Uno de los aspectos que más ayuda a mantener el interés es que cada enemigo posee mecánicas propias, algo que convierte cada enfrentamiento en un pequeño rompecabezas donde debemos medir muy bien cada jugada. Durante las partidas iremos lanzando cartas hasta acercarnos lo máximo posible a 21. Ganará la puntuación más alta y, en caso de empate, decidirá primero la carta de mayor valor y después el orden en el que se hayan colocado sobre la mesa, de izquierda a derecha. Cuando vencemos una ronda recuperamos nuestra apuesta y las monedas restantes pasan al montón ganador. Ese dinero no estará disponible inmediatamente, aunque sí podremos utilizarlo posteriormente en las tiendas sin necesidad de gastar directamente nuestra vida. A veces incluso compensa arriesgar y sacrificar parte de nuestra salud si la recompensa merece realmente la pena.

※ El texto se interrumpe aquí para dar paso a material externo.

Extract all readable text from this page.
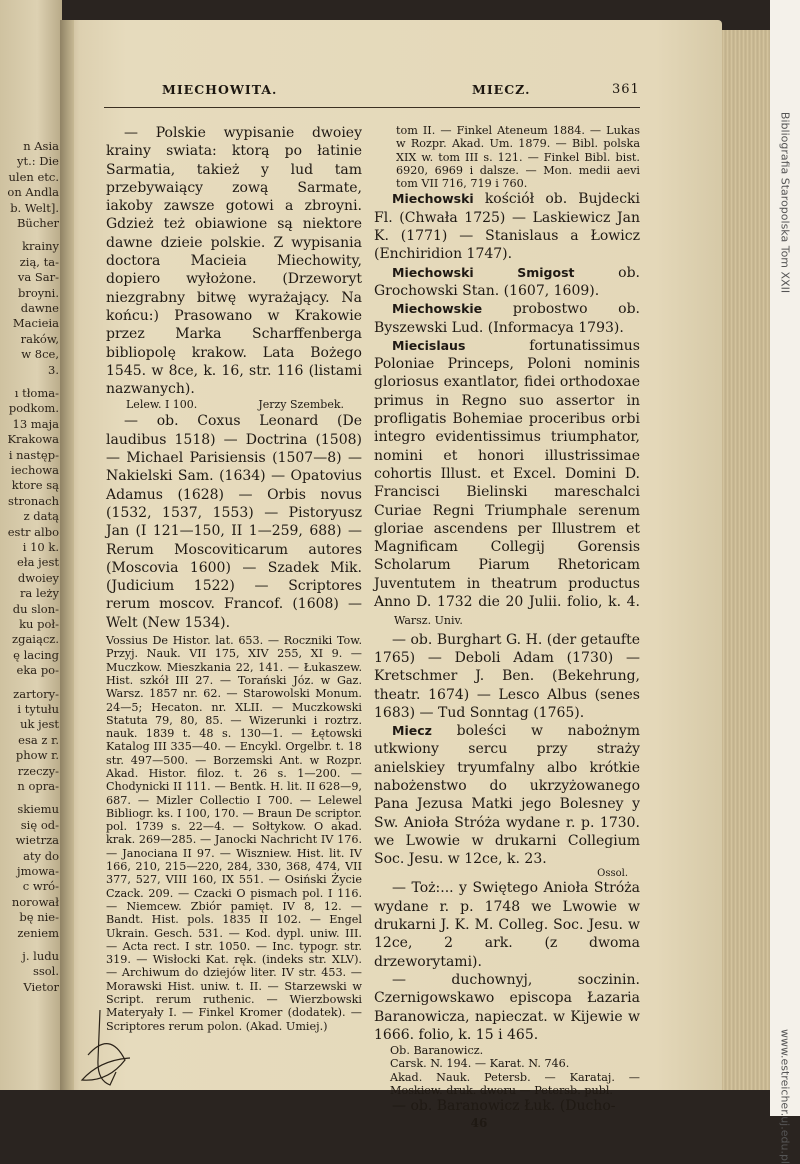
n Asia
yt.: Die
ulen etc.
on Andla
b. Welt].
Bücher
krainy
zią, ta-
va Sar-
broyni.
dawne
Macieia
raków,
w 8ce,
3.
ı tłoma-
podkom.
13 maja
Krakowa
i następ-
iechowa
ktore są
stronach
z datą
estr albo
i 10 k.
eła jest
dwoiey
ra leży
du slon-
ku poł-
zgaiącz.
ę lacing
eka po-
zartory-
i tytułu
uk jest
esa z r.
phow r.
rzeczy-
n opra-
skiemu
się od-
wietrza
aty do
jmowa-
c wró-
norował
bę nie-
zeniem
j. ludu
ssol.
Vietor
MIECHOWITA.	MIECZ.	361

— Polskie wypisanie dwoiey krainy swiata: ktorą po łatinie Sarmatia, takież y lud tam przebywaiący zową Sarmate, iakoby zawsze gotowi a zbroyni. Gdzież też obiawione są niektore dawne dzieie polskie. Z wypisania doctora Macieia Miechowity, dopiero wyłożone. (Drzeworyt niezgrabny bitwę wyrażający. Na końcu:) Prasowano w Krakowie przez Marka Scharffenberga bibliopolę krakow. Lata Bożego 1545. w 8ce, k. 16, str. 116 (listami nazwanych).

Lelew. I 100.	Jerzy Szembek.

— ob. Coxus Leonard (De laudibus 1518) — Doctrina (1508) — Michael Parisiensis (1507—8) — Nakielski Sam. (1634) — Opatovius Adamus (1628) — Orbis novus (1532, 1537, 1553) — Pistoryusz Jan (I 121—150, II 1—259, 688) — Rerum Moscoviticarum autores (Moscovia 1600) — Szadek Mik. (Judicium 1522) — Scriptores rerum moscov. Francof. (1608) — Welt (New 1534).

Vossius De Histor. lat. 653. — Roczniki Tow. Przyj. Nauk. VII 175, XIV 255, XI 9. — Muczkow. Mieszkania 22, 141. — Łukaszew. Hist. szkół III 27. — Torański Józ. w Gaz. Warsz. 1857 nr. 62. — Starowolski Monum. 24—5; Hecaton. nr. XLII. — Muczkowski Statuta 79, 80, 85. — Wizerunki i roztrz. nauk. 1839 t. 48 s. 130—1. — Łętowski Katalog III 335—40. — Encykl. Orgelbr. t. 18 str. 497—500. — Borzemski Ant. w Rozpr. Akad. Histor. filoz. t. 26 s. 1—200. — Chodynicki II 111. — Bentk. H. lit. II 628—9, 687. — Mizler Collectio I 700. — Lelewel Bibliogr. ks. I 100, 170. — Braun De scriptor. pol. 1739 s. 22—4. — Sołtykow. O akad. krak. 269—285. — Janocki Nachricht IV 176. — Janociana II 97. — Wiszniew. Hist. lit. IV 166, 210, 215—220, 284, 330, 368, 474, VII 377, 527, VIII 160, IX 551. — Osiński Życie Czack. 209. — Czacki O pismach pol. I 116. — Niemcew. Zbiór pamięt. IV 8, 12. — Bandt. Hist. pols. 1835 II 102. — Engel Ukrain. Gesch. 531. — Kod. dypl. uniw. III. — Acta rect. I str. 1050. — Inc. typogr. str. 319. — Wisłocki Kat. ręk. (indeks str. XLV). — Archiwum do dziejów liter. IV str. 453. — Morawski Hist. uniw. t. II. — Starzewski w Script. rerum ruthenic. — Wierzbowski Materyały I. — Finkel Kromer (dodatek). — Scriptores rerum polon. (Akad. Umiej.)

tom II. — Finkel Ateneum 1884. — Lukas w Rozpr. Akad. Um. 1879. — Bibl. polska XIX w. tom III s. 121. — Finkel Bibl. bist. 6920, 6969 i dalsze. — Mon. medii aevi tom VII 716, 719 i 760.

Miechowski kościół ob. Bujdecki Fl. (Chwała 1725) — Laskiewicz Jan K. (1771) — Stanislaus a Łowicz (Enchiridion 1747).

Miechowski Smigost	ob. Grochowski Stan. (1607, 1609).

Miechowskie probostwo ob. Byszewski Lud. (Informacya 1793).

Miecislaus	fortunatissimus Poloniae Princeps, Poloni nominis gloriosus exantlator, fidei orthodoxae primus in Regno suo assertor in profligatis Bohemiae proceribus orbi integro evidentissimus triumphator, nomini et honori illustrissimae cohortis Illust. et Excel. Domini D. Francisci Bielinski mareschalci Curiae Regni Triumphale serenum gloriae ascendens per Illustrem et Magnificam Collegij Gorensis Scholarum Piarum Rhetoricam Juventutem in theatrum productus Anno D. 1732 die 20 Julii. folio, k. 4. Warsz. Univ.

— ob. Burghart G. H. (der getaufte 1765) — Deboli Adam (1730) — Kretschmer J. Ben. (Bekehrung, theatr. 1674) — Lesco Albus (senes 1683) — Tud Sonntag (1765).

Miecz boleści w nabożnym utkwiony sercu przy straży anielskiey tryumfalny albo krótkie nabożenstwo do ukrzyżowanego Pana Jezusa Matki jego Bolesney y Sw. Anioła Stróża wydane r. p. 1730. we Lwowie w drukarni Collegium Soc. Jesu. w 12ce, k. 23.

Ossol.

— Toż:... y Swiętego Anioła Stróża wydane r. p. 1748 we Lwowie w drukarni J. K. M. Colleg. Soc. Jesu. w 12ce, 2 ark. (z dwoma drzeworytami).

— duchownyj, soczinin. Czernigowskawo episcopa Łazaria Baranowicza, napieczat. w Kijewie w 1666. folio, k. 15 i 465.

Ob. Baranowicz.

Carsk. N. 194. — Karat. N. 746.
Akad. Nauk. Petersb. — Karataj. — Moskiew. druk. dworu — Petersb. publ.

— ob. Baranowicz Łuk. (Ducho-

46
Bibliografia Staropolska Tom XXII
www.estreicher.uj.edu.pl
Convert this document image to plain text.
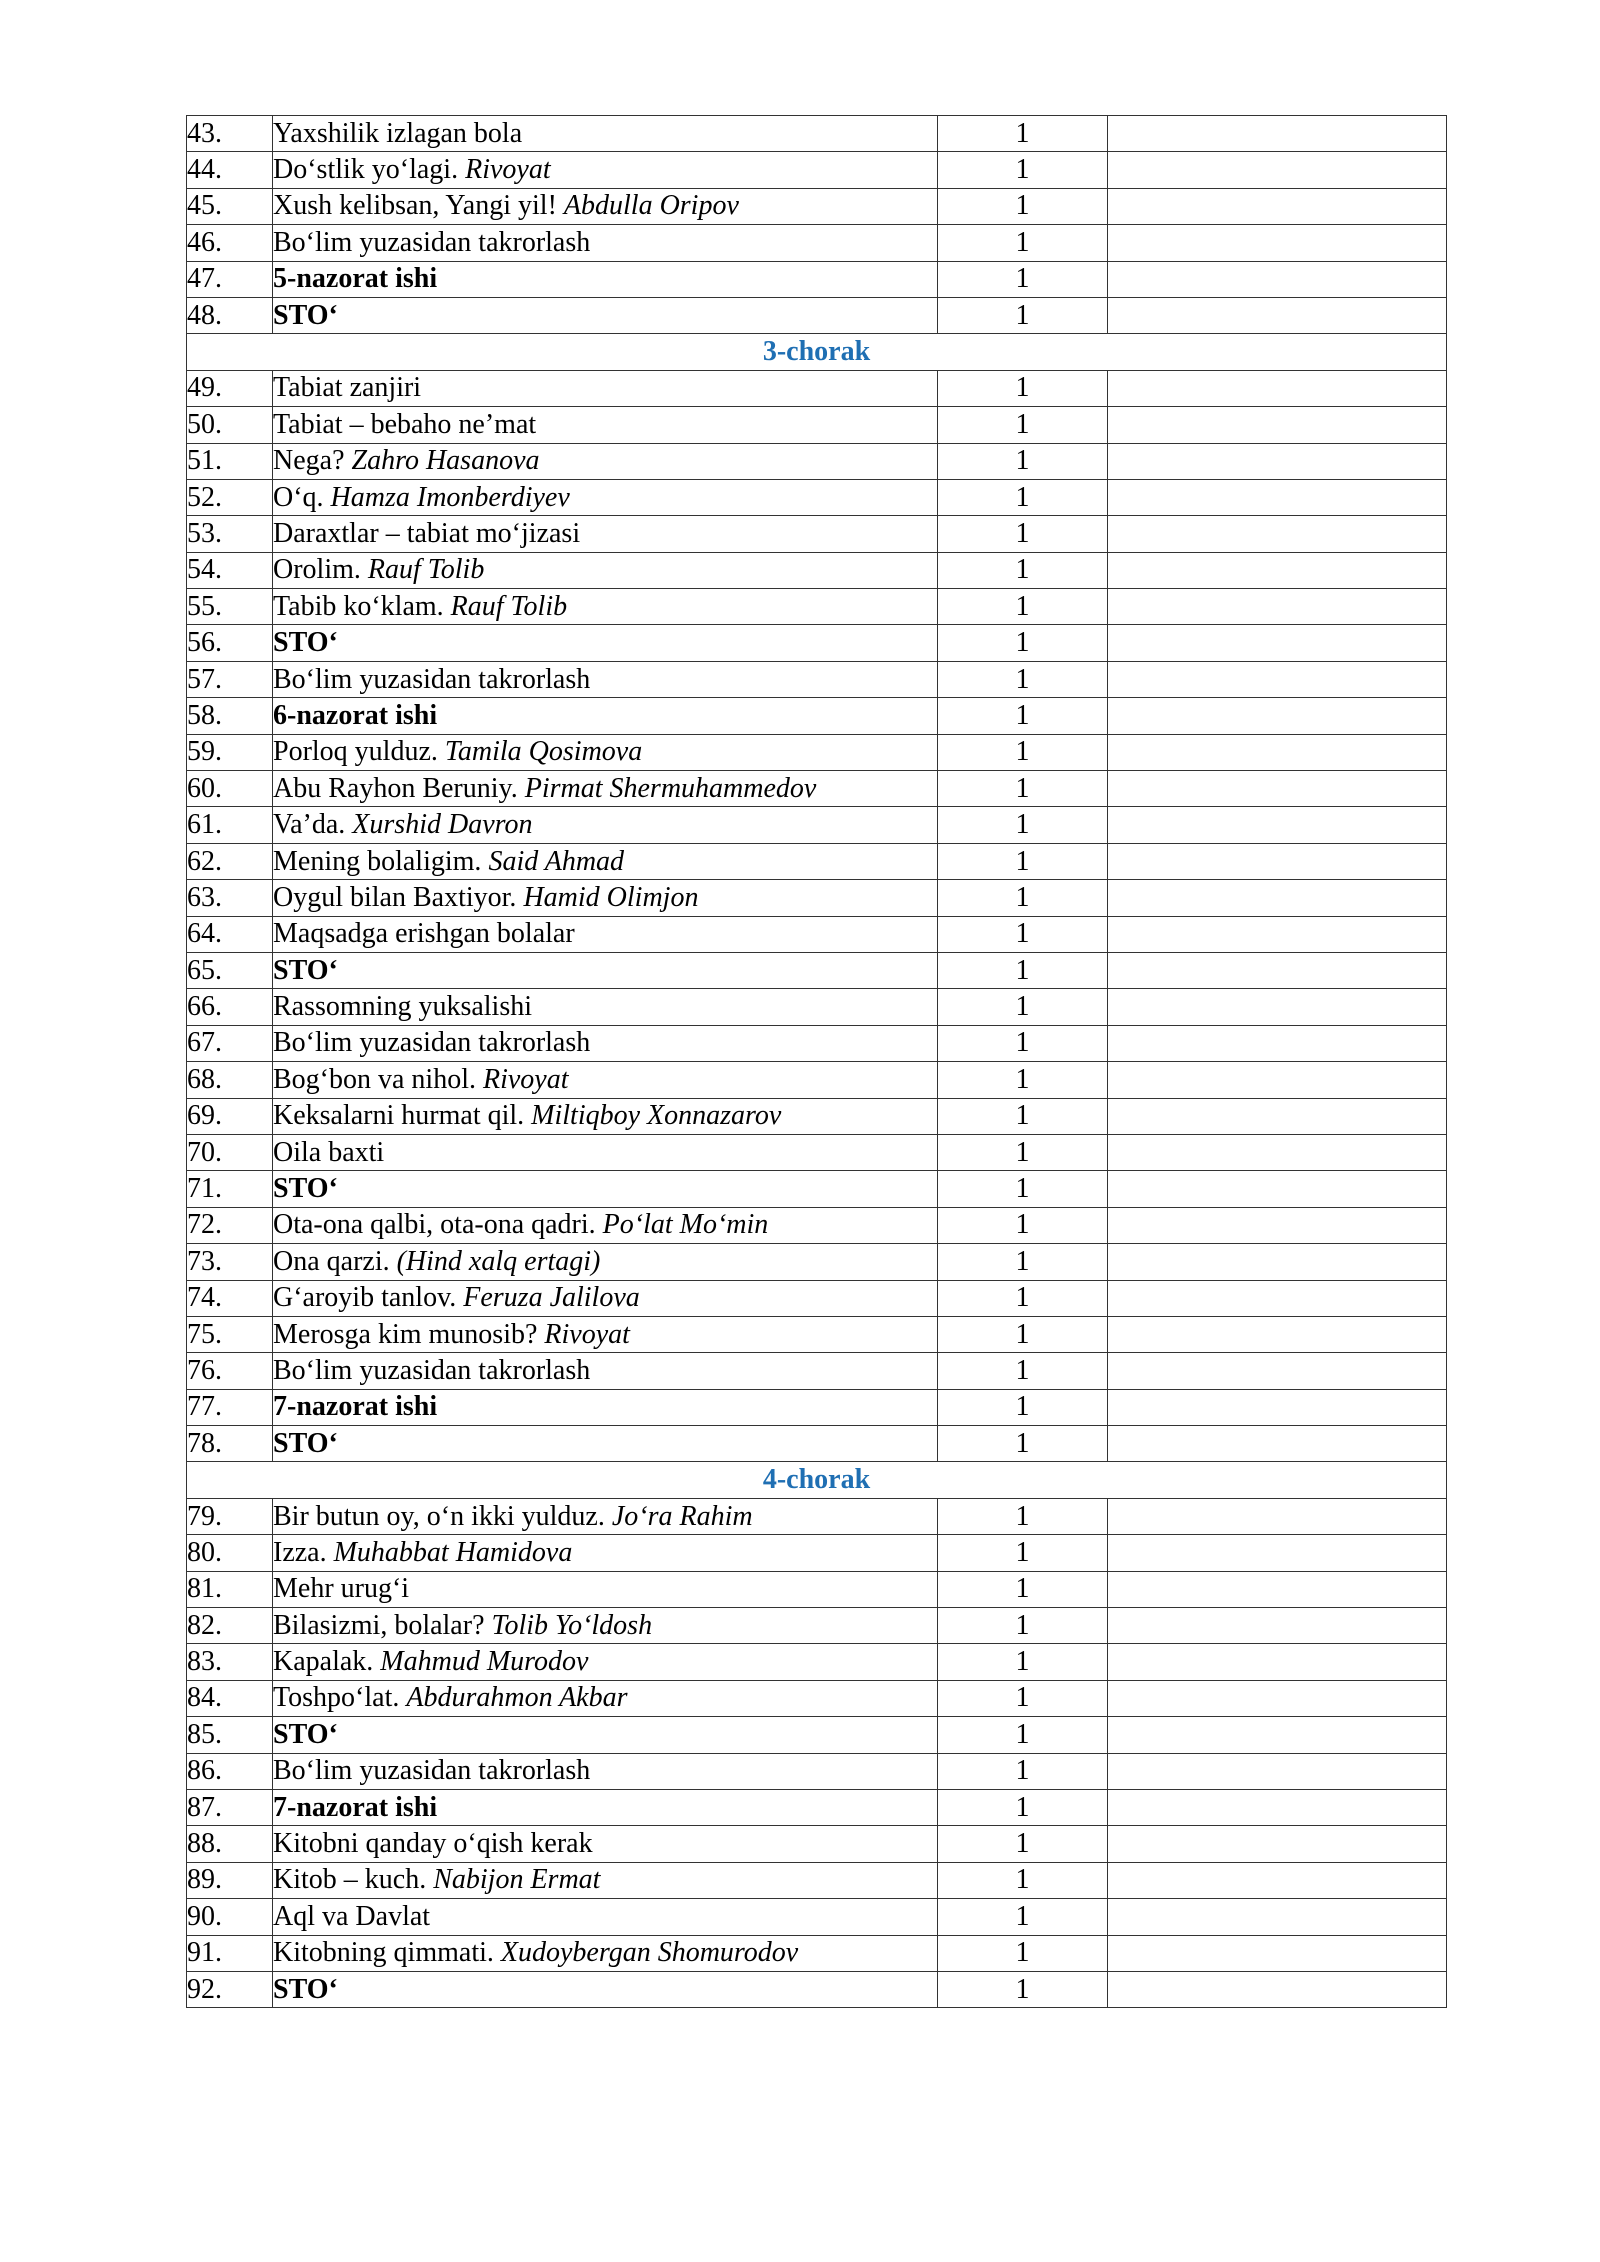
43.	Yaxshilik izlagan bola	1	
44.	Do‘stlik yo‘lagi. Rivoyat	1	
45.	Xush kelibsan, Yangi yil! Abdulla Oripov	1	
46.	Bo‘lim yuzasidan takrorlash	1	
47.	5-nazorat ishi	1	
48.	STO‘	1	
3-chorak			
49.	Tabiat zanjiri	1	
50.	Tabiat – bebaho ne’mat	1	
51.	Nega? Zahro Hasanova	1	
52.	O‘q. Hamza Imonberdiyev	1	
53.	Daraxtlar – tabiat mo‘jizasi	1	
54.	Orolim. Rauf Tolib	1	
55.	Tabib ko‘klam. Rauf Tolib	1	
56.	STO‘	1	
57.	Bo‘lim yuzasidan takrorlash	1	
58.	6-nazorat ishi	1	
59.	Porloq yulduz. Tamila Qosimova	1	
60.	Abu Rayhon Beruniy. Pirmat Shermuhammedov	1	
61.	Va’da. Xurshid Davron	1	
62.	Mening bolaligim. Said Ahmad	1	
63.	Oygul bilan Baxtiyor. Hamid Olimjon	1	
64.	Maqsadga erishgan bolalar	1	
65.	STO‘	1	
66.	Rassomning yuksalishi	1	
67.	Bo‘lim yuzasidan takrorlash	1	
68.	Bog‘bon va nihol. Rivoyat	1	
69.	Keksalarni hurmat qil. Miltiqboy Xonnazarov	1	
70.	Oila baxti	1	
71.	STO‘	1	
72.	Ota-ona qalbi, ota-ona qadri. Po‘lat Mo‘min	1	
73.	Ona qarzi. (Hind xalq ertagi)	1	
74.	G‘aroyib tanlov. Feruza Jalilova	1	
75.	Merosga kim munosib? Rivoyat	1	
76.	Bo‘lim yuzasidan takrorlash	1	
77.	7-nazorat ishi	1	
78.	STO‘	1	
4-chorak			
79.	Bir butun oy, o‘n ikki yulduz. Jo‘ra Rahim	1	
80.	Izza. Muhabbat Hamidova	1	
81.	Mehr urug‘i	1	
82.	Bilasizmi, bolalar? Tolib Yo‘ldosh	1	
83.	Kapalak. Mahmud Murodov	1	
84.	Toshpo‘lat. Abdurahmon Akbar	1	
85.	STO‘	1	
86.	Bo‘lim yuzasidan takrorlash	1	
87.	7-nazorat ishi	1	
88.	Kitobni qanday o‘qish kerak	1	
89.	Kitob – kuch. Nabijon Ermat	1	
90.	Aql va Davlat	1	
91.	Kitobning qimmati. Xudoybergan Shomurodov	1	
92.	STO‘	1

Una vez ganamos una partida podremos seguir avanzando y descubrir algo más sobre el inframundo y sus habitantes, aunque Black Jacket deja claro desde el principio que perder forma parte de la experiencia. El juego convierte cada derrota en una nueva oportunidad para desbloquear contenido y seguir profundizando en sus mecánicas, reforzando constantemente esa esencia tan característica de los roguelites modernos.

El apartado visual apuesta por un diseño muy detallado y cuidado, con un marcado aire gótico y una ambientación bastante opresiva. Cuando nos pasamos de 21 o realizamos ciertas jugadas importantes, la cámara se ralentiza para enfatizar el momento y aumentar todavía más la tensión. Puede parecer un detalle pequeño, pero ayuda muchísimo a que cada ronda se sienta importante. Los enemigos quizá no sean especialmente memorables visualmente, ya que la mayoría son almas y entes del inframundo con diseños bastante abstractos, aunque encajan bien dentro de la propuesta artística del juego.

La banda sonora también acompaña muy bien toda esta ambientación oscura, apostando por melodías ambientales con toques de jazz noir e instrumentos de cuerda que generan una sensación constante de inquietud. Además, la música evoluciona dependiendo del riesgo de cada jugada y se vuelve mucho más intensa cuando estamos cerca de pasarnos de 21 y perderlo absolutamente todo.

En definitiva, Black Jacket es mucho más que un simple juego basado en el Blackjack con cartas especiales. Es una propuesta que consigue trasladar la sensación de supervivencia constante a cada partida y que sabe combinar muy bien el riesgo, la estrategia y la progresión roguelite. La variedad de enemigos, las diferentes formas de construir el mazo, los desbloqueables y la tensión permanente que genera cada ronda lo han metido de lleno dentro de mi top personal de juegos de cartas. Quizá todavía sea pronto para hablar de fenómeno, pero desde luego sí da la sensación de que podríamos estar ante una de las sorpresas más interesantes de 2026.